Consider: At the best of times, mergers are worse business, and harder to do, than managers think. One-third fail and 80 percent fail to live up to expectations. The financial brainboxes are no better at it than the plodders: A recent City of London poll on the worst banking mergers ever identified such turkeys as Citibank-Travellers, Credit Suisse-DLJ and Wachovia-Golden West — then put RBS-ABN Amro and Bank of America-Merrill Lynch, the ramifications of which are still to be fully felt, at the top.
“Value destruction in financial services isn’t new — we just can’t afford it any more,” says Dustin Seale, managing director of the Europe arm of Senn-Delaney Leadership, a consultancy specializing in corporate culture.
The risk, he fears, is that the perceived remedy makes ultimate success harder to achieve. Thus, while banking is moving toward being smaller, more focused and more conservative, the entities being cobbled together are bigger and more complex than ever. Banks were once too big to fail; are today’s mergers creating organizations that are too big to save?
Bank mergers are not just ordinarily difficult. The credit crunch capsized all the assumptions on which they were based. RBS’s Fred Goodwin had a good record of making acquisitions work, even expensive ones, but “Fred the Shred” is toast, and his merger rationale and style vaporized along with him.
His bank’s strategy of globalization no longer makes much sense, believes Andrew Campbell, director of the Ashridge Strategic Management Center and co-author of a book called Smarter Acquisitions. Lloyds-HBOS, now relabeled Lloyds Banking Group, is a more coherent unit focusing on the UK retail market, but the merger will not be smooth sailing; integrating the workforce and senior managers of a fierce rival, part of whose identity is bound up with the rivalry itself, never is.
The very success criteria on which the mergers were predicated, and on which the current leaders rose to the top, have reversed overnight.

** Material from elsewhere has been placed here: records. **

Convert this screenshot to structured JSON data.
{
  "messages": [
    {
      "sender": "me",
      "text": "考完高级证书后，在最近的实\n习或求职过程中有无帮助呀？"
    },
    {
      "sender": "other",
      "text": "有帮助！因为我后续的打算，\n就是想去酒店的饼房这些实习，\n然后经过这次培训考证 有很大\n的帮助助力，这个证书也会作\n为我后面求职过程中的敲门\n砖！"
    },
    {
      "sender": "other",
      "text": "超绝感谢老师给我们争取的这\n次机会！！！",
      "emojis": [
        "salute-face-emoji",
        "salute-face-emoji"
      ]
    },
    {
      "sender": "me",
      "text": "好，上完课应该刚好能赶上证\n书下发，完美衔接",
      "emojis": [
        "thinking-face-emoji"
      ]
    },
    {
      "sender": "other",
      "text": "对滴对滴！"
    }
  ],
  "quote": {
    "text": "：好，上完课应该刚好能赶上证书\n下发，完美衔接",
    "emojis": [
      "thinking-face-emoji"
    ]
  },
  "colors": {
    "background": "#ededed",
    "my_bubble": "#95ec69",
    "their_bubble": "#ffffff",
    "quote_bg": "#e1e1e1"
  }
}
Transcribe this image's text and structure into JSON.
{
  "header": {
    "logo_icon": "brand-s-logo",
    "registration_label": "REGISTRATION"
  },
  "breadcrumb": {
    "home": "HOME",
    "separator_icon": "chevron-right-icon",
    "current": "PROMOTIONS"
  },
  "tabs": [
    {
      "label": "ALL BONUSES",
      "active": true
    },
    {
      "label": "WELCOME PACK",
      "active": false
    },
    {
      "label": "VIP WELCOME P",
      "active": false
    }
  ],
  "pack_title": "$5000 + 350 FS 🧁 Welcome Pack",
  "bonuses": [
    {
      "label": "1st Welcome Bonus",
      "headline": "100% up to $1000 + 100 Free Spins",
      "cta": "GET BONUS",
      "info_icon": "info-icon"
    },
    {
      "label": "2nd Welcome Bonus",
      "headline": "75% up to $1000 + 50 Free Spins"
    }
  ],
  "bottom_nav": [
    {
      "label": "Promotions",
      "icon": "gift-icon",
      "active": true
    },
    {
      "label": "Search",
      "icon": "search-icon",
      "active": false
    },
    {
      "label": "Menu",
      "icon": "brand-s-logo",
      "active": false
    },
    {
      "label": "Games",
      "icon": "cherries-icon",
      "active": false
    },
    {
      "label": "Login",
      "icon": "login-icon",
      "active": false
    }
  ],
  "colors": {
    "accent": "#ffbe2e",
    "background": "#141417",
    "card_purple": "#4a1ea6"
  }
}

The macho City of London (and Wall Street) culture of individual achievement and self-promotion has become the problem; but moving to a culture where words such as engagement, trust and self-determination can be heard without provoking gales of laughter is a monumental management task — made more monumental, says Ian Johnston, a Senn-Delaney partner, by the fact that the colossal bonuses that were used to paper over other cultural discontents are no longer available.